The authors call for watermarking plus cryptographic signing to protect medical records from tampering.

Overview

  • The peer-reviewed Radiology study, published Tuesday, found AI-generated X-rays realistic enough to mislead experts and leading AI models.
  • Seventeen radiologists from 12 centers reviewed 264 images split evenly between real and synthetic, with only 41% suspecting fakes before being told and average accuracy rising to 75% afterward.

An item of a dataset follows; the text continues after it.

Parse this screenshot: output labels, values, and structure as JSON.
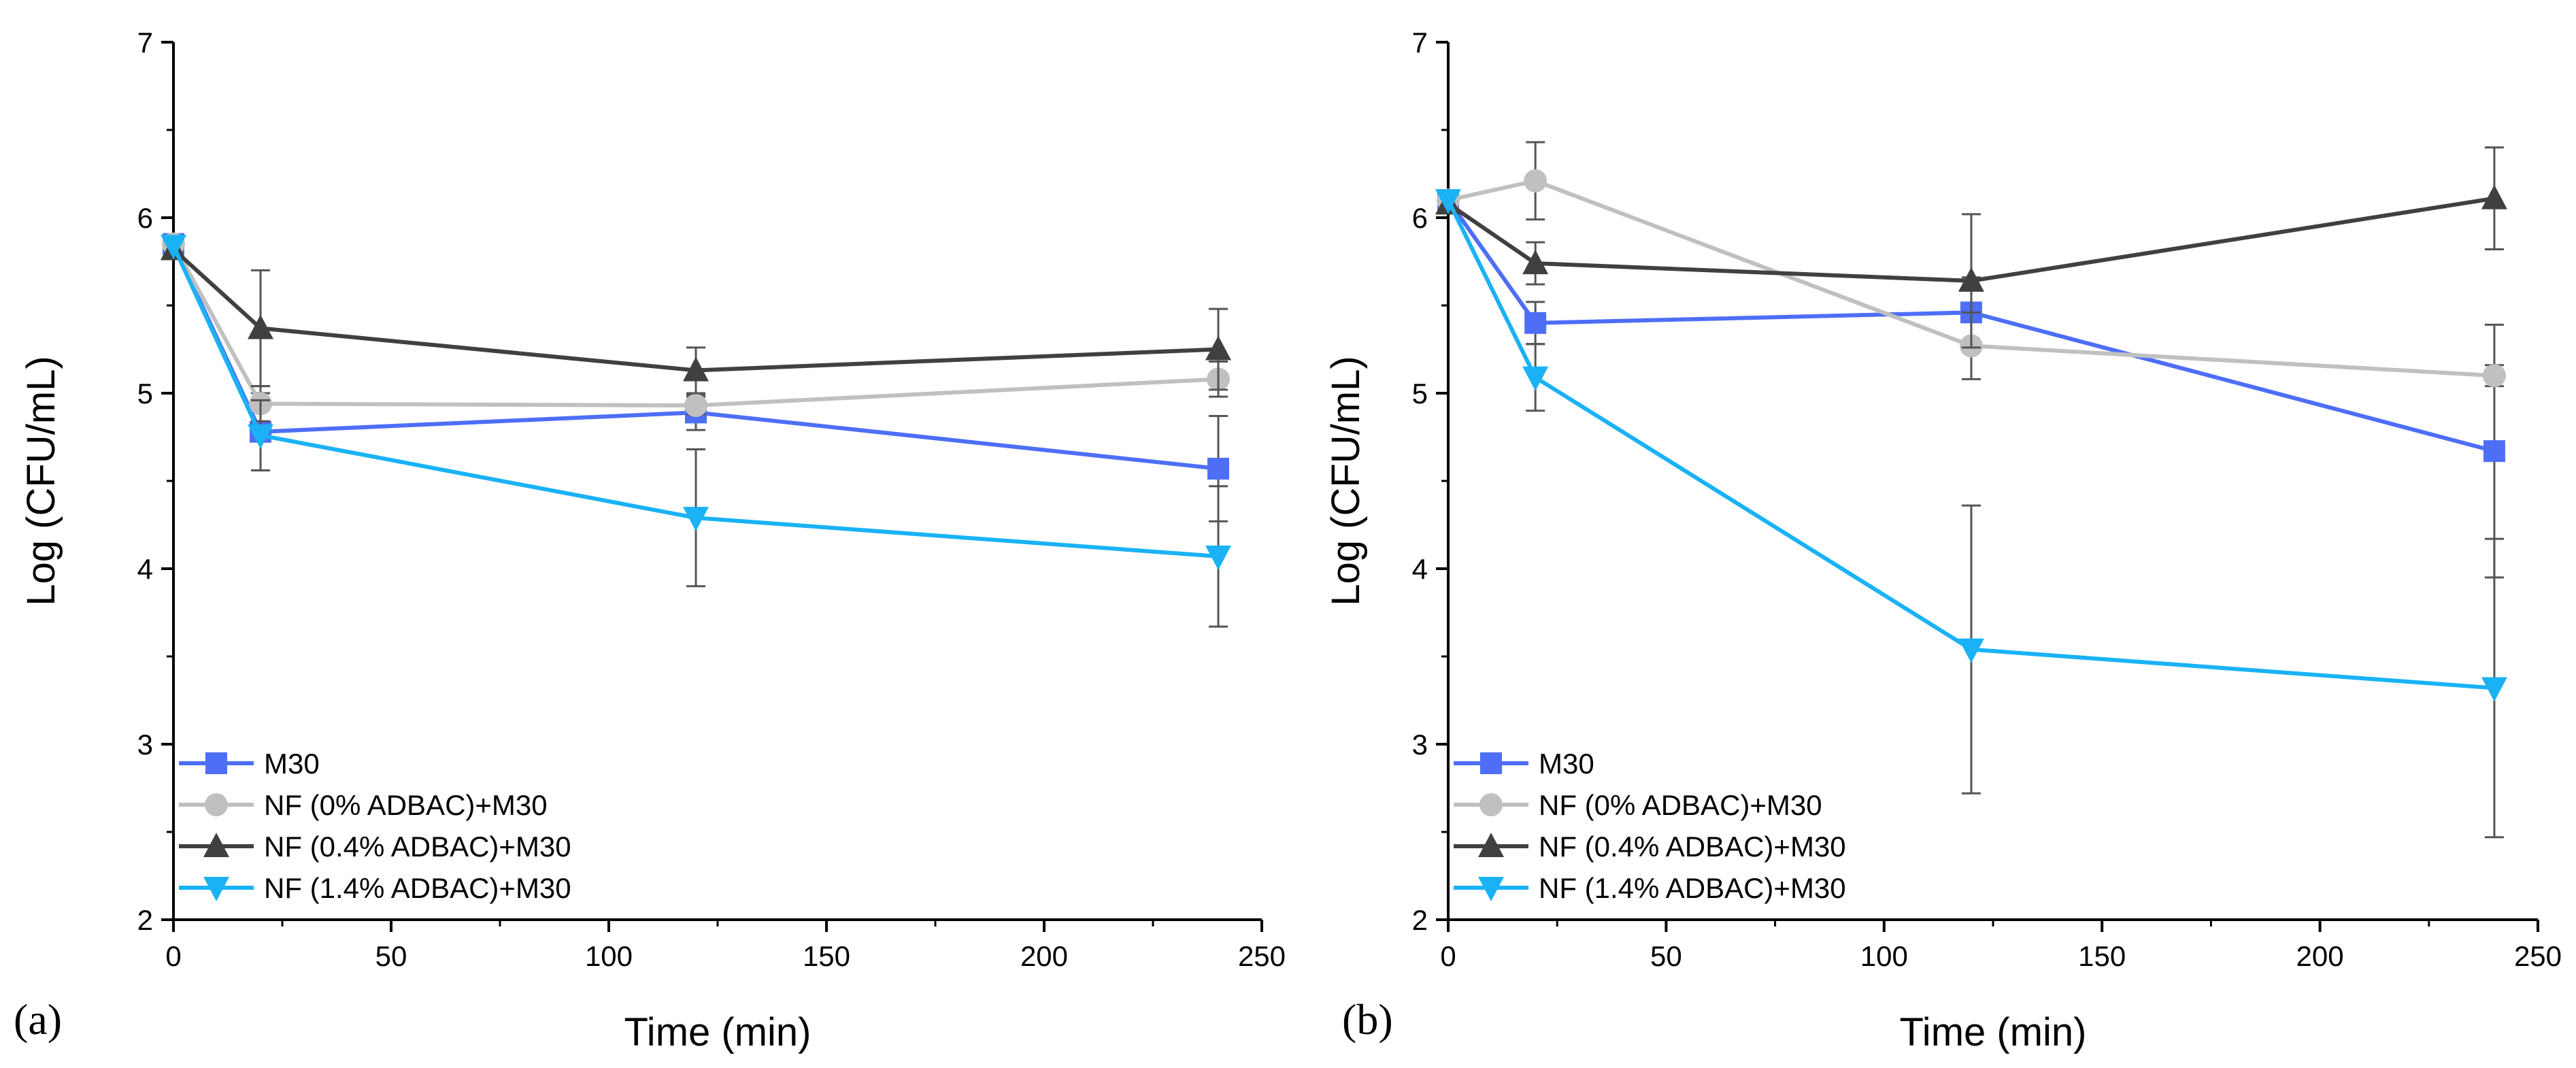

  • Four multimodal AI systems—OpenAI’s GPT-4o and GPT-5, Google’s Gemini 2.5 Pro, and Meta’s Llama 4 Maverick—reached only about 57% to 85% accuracy in spotting fakes.
  • Researchers cataloged telltale signs of synthetic images, including overly smooth bones, unnaturally straight spines, overly symmetrical lungs, uniform vessel patterns, and unusually clean, one-sided fractures.
  • The team warned of fraud and cyber risks and urged invisible watermarks and technologist-linked cryptographic signatures, released an educational deepfake dataset with quizzes, and cautioned that 3D fakes in CT and MRI are likely next.